因為，L是稀疏矩陣（sparse matrix），因此需要用scipy.sparse.linalg.eigs()求解其特徵值和對應的特徵向量，但它求出的向量沒有進行排序，因此在此還需要對特徵值以小到大進行排序。
這裡用scipy.sparse.linalg.eigs代替MATLAB的eigs，可充分體現MATLAB的高效，它的計算速度明顯優於scipy。
這50個特徵向量顯示出來就是這樣的：
在這裡插入圖片描述
圖2 50個最小特徵向量
顯示程式碼如下：

fig, ax = plt.subplots(10,5, sharex=True, sharey=True)
fig.set_size_inches((15,15))

for i in range(50):
    row = int(i/5)
    col = int(i%5)
    eigVec = eigVecs[:,i]
    eigVec = np.reshape(eigVec, (w,w))
    ax[row, col].imshow(eigVec)
plt.show()

回顧公式（2）：
$\mathbf \alpha^k=\mathbf E\mathbf y^k\qquad(2)$
$\mathbf E$ 就是由這些特徵向量構成的。

3、優化——尋找合適的alpha

理想的 $\alpha$ 是由0-1組成的向量：若影像可以被分割成K個獨立component的話，則每個獨立component對應的 $\alpha^k,k\in\{1,\dots,K\}$ ，在理想情況下，各分量（ $\alpha_i^k$ ）應趨向0（完全不透明）或1（完全透明）。
為達到這個目標，需要找到合適的線性組合加權，即(2)中的 $\mathbf y$ 。
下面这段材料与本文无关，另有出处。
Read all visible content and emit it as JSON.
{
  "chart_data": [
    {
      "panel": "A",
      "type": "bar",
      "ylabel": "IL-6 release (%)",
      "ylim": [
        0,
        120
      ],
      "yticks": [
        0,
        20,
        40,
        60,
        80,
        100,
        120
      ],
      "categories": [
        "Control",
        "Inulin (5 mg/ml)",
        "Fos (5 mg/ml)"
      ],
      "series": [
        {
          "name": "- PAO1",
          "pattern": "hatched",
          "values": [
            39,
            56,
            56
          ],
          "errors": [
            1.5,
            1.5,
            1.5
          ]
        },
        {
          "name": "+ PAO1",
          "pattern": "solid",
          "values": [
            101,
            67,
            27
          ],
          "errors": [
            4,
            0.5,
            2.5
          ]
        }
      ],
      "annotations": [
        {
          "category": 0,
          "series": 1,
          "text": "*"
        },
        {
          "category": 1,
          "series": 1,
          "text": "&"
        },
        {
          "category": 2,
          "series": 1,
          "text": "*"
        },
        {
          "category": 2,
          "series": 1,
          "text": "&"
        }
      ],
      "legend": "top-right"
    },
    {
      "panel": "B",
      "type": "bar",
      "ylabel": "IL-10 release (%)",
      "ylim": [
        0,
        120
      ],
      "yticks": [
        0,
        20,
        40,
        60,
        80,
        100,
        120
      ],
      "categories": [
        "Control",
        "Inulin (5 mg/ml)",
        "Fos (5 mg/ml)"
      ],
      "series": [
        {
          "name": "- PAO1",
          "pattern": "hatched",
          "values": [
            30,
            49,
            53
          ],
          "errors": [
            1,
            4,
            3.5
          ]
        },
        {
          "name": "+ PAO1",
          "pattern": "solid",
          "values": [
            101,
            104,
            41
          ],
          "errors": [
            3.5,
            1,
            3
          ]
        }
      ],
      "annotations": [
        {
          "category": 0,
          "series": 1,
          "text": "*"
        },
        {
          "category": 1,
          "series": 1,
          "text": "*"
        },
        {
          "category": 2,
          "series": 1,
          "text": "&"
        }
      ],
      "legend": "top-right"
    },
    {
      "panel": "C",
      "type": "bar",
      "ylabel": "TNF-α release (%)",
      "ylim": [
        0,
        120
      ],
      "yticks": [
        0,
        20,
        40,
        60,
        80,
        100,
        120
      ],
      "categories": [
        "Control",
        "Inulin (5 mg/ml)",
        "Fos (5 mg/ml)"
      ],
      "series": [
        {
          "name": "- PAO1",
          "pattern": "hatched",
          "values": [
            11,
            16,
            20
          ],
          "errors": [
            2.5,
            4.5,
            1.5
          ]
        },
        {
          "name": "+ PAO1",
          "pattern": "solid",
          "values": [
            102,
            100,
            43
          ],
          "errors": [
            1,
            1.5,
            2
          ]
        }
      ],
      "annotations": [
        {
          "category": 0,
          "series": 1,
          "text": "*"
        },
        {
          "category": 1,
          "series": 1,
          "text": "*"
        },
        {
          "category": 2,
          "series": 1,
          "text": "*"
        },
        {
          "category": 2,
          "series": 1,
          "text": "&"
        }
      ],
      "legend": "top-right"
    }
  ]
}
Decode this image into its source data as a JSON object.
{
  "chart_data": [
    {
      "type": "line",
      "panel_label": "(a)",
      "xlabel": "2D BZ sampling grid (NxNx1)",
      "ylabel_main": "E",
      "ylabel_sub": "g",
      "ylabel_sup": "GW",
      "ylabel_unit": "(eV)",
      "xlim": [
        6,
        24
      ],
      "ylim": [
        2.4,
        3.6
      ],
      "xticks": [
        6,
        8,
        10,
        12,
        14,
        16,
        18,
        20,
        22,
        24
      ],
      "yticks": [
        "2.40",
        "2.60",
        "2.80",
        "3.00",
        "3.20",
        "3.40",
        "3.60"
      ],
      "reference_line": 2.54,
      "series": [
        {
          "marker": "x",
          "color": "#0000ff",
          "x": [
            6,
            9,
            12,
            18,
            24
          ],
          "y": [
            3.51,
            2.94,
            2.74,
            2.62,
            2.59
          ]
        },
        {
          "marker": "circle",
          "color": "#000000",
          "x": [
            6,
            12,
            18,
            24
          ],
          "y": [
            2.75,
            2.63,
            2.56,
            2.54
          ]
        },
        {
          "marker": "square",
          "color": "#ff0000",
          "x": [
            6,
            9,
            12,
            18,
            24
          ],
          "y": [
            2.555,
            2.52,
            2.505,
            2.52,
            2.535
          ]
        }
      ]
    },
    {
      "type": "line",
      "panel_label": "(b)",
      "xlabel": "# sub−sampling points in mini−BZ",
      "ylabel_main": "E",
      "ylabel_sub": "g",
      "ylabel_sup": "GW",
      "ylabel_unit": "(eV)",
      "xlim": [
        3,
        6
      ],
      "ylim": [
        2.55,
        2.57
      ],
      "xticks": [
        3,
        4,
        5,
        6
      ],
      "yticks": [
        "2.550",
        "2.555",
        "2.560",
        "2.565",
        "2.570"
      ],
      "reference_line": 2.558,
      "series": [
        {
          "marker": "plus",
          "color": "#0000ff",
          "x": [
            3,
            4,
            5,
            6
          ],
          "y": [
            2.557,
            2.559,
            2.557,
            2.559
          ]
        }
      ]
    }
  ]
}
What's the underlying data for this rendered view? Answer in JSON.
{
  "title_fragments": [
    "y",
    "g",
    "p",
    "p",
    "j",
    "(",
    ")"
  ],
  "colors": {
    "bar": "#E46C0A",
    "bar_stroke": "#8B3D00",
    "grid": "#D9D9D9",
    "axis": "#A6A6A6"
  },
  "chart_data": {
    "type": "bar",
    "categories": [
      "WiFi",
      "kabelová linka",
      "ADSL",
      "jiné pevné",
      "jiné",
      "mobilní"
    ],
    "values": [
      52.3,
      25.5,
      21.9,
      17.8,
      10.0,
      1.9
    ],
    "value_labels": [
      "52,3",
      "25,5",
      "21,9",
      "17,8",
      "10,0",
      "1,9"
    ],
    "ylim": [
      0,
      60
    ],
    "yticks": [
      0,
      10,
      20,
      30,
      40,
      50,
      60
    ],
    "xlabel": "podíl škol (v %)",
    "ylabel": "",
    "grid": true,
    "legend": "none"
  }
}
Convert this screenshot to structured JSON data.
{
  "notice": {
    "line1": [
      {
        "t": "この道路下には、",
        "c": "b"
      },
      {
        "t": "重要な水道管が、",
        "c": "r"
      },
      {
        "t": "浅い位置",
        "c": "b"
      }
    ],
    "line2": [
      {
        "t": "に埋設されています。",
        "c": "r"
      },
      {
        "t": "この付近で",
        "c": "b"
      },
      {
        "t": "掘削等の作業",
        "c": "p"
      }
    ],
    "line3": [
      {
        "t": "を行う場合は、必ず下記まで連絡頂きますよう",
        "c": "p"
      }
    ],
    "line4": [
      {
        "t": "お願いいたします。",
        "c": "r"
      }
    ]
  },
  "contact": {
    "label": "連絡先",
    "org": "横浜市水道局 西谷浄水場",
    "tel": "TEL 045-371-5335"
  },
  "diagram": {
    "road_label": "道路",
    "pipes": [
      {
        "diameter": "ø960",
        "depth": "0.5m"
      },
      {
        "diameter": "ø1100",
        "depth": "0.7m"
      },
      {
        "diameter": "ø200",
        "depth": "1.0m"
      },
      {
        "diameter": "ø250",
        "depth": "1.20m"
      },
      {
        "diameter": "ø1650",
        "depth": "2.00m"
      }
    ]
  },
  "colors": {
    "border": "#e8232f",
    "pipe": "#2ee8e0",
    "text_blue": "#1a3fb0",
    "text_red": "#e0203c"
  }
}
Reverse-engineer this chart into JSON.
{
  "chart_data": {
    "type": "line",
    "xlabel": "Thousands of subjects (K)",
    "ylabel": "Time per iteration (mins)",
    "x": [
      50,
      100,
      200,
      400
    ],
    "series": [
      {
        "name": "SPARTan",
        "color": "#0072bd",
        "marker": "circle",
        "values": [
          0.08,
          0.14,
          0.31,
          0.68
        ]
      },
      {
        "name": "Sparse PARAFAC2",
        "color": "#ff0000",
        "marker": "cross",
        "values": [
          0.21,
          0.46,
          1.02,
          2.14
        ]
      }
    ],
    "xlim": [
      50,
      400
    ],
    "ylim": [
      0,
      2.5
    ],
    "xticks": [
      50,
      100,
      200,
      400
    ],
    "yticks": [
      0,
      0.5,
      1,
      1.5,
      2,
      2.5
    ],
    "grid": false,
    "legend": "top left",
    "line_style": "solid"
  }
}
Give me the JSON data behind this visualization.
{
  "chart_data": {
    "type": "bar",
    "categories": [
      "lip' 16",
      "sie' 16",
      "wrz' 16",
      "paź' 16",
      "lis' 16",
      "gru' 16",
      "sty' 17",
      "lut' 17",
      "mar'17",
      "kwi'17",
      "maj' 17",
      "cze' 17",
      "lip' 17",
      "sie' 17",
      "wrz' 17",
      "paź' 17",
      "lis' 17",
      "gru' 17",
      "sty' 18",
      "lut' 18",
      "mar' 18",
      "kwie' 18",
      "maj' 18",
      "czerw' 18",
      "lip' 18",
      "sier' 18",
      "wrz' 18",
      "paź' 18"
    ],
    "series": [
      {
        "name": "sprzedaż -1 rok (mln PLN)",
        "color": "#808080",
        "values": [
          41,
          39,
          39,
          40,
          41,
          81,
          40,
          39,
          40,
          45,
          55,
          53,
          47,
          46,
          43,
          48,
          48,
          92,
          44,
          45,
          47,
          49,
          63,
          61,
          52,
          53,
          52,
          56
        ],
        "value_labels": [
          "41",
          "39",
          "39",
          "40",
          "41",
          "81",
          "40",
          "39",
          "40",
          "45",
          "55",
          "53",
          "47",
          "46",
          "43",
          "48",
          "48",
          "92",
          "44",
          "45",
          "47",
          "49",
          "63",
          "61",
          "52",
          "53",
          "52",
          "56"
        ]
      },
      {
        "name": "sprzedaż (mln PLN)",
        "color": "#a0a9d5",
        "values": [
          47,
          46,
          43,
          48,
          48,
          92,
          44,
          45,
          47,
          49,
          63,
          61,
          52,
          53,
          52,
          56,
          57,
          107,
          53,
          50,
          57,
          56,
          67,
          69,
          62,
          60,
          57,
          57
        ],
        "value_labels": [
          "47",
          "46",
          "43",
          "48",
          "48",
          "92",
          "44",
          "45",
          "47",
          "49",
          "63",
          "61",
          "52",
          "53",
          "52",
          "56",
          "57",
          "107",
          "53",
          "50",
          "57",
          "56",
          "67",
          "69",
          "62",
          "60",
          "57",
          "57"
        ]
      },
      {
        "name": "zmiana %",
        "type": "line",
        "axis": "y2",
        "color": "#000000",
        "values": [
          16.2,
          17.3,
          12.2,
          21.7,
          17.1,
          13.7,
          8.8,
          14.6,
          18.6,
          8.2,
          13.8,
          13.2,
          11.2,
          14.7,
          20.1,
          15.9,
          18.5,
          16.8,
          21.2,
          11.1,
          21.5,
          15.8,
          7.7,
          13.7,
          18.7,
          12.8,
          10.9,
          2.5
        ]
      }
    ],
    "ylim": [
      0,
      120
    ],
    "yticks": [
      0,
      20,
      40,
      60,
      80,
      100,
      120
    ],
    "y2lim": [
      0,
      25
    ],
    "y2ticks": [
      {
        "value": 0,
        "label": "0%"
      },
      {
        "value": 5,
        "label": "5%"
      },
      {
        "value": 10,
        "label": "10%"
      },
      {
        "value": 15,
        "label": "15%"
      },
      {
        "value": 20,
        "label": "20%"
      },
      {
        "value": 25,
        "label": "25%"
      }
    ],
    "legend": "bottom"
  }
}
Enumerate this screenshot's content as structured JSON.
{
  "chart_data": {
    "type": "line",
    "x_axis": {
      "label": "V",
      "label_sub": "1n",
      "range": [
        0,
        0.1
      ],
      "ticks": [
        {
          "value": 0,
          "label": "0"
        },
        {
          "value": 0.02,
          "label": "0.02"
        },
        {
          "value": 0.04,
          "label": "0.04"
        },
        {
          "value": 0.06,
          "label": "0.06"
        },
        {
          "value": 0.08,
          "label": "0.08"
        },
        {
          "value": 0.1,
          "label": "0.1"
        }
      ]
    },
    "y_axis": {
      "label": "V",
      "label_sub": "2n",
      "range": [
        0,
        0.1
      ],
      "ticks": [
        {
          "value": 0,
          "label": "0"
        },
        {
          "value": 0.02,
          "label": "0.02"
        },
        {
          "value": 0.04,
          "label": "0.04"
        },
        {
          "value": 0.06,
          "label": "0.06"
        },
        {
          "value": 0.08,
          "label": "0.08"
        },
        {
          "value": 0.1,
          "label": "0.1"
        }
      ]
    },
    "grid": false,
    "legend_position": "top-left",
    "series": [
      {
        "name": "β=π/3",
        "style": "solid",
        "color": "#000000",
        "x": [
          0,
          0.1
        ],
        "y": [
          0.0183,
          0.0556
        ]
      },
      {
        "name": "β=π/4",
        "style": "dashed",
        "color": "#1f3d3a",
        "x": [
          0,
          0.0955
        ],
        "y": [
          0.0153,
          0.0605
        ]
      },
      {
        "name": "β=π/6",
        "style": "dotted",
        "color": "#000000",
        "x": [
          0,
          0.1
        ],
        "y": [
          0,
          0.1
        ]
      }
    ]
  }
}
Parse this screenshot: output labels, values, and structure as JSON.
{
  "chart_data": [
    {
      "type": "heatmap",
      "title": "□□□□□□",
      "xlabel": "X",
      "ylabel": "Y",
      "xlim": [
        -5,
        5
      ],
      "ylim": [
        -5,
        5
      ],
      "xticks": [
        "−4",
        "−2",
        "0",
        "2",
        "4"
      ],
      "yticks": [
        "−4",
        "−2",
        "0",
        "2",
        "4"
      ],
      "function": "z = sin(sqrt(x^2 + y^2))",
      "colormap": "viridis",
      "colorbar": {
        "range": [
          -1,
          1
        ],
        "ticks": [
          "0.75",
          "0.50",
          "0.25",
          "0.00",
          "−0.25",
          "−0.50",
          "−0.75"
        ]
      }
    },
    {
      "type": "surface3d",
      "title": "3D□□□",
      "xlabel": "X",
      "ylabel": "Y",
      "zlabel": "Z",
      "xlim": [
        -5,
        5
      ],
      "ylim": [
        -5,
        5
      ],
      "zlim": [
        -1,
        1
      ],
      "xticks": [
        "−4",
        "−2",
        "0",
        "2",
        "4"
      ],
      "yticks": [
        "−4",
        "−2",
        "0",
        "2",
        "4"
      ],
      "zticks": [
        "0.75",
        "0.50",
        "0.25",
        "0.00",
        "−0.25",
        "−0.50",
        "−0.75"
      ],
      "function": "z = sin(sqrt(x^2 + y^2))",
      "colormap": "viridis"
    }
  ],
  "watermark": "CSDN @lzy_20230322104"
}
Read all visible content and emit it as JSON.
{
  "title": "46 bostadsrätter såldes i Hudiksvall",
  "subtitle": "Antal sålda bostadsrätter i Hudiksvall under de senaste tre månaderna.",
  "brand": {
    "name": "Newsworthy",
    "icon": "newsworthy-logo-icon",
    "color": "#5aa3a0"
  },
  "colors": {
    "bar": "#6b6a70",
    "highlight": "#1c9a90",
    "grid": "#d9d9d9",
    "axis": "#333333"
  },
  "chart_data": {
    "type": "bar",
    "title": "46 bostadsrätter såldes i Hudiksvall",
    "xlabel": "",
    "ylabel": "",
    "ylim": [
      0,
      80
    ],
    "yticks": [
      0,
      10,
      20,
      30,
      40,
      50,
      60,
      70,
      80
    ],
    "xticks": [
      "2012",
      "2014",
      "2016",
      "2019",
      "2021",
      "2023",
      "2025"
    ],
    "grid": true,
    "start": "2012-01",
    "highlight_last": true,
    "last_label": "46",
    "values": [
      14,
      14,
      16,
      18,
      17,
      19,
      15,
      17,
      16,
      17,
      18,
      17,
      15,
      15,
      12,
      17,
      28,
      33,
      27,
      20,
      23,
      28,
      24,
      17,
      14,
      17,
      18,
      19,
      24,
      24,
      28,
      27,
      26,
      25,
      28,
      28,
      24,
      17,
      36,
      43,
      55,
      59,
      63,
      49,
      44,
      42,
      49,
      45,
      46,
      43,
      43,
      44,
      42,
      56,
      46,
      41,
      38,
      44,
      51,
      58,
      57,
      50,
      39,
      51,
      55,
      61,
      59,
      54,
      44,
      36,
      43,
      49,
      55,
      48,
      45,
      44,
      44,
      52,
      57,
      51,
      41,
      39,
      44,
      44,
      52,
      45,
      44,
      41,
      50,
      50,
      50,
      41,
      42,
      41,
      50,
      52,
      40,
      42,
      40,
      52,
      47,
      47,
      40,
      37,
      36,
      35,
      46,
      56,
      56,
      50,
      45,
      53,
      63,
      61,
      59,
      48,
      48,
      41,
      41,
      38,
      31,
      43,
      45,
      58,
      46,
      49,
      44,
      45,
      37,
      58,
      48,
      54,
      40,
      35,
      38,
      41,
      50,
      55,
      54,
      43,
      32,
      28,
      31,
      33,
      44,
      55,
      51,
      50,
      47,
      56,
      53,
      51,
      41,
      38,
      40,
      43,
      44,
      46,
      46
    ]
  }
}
為達到這個目的，[1]藉助了一個牽引函式來實現：
$\rho(\alpha)= \vert \alpha\vert^{\gamma}+\vert 1-\alpha\vert^{\gamma}$
它的影像如下，
在這裡插入圖片描述
圖3 牽引函式影像
從圖3可以看到該函式有將變數向0或1牽引的能力，於是[1]將優化的目標函式設計為：
$\sum_{i,k}\vert \alpha_i^k\vert^{\gamma}+\vert 1-\alpha_i^k\vert^{\gamma} \text{ ,where $\alpha^k=Ey^k$}\\ \text{Subject to, } \sum_k \alpha_i^k=1 \qquad(3)$
(3)式中， $i$ 是畫素index， $k$ 是component的index。 $E$ 是特徵向量構成的矩陣， $y^k$ 是 $\alpha^k$ 的加權向量，與(2)式定義相同。在某一個畫素（畫素 $i$ ）上，眾components在該點的 $\alpha_i^k$ 的和等於1，即: $\sum_k \alpha_i^k=1$ 。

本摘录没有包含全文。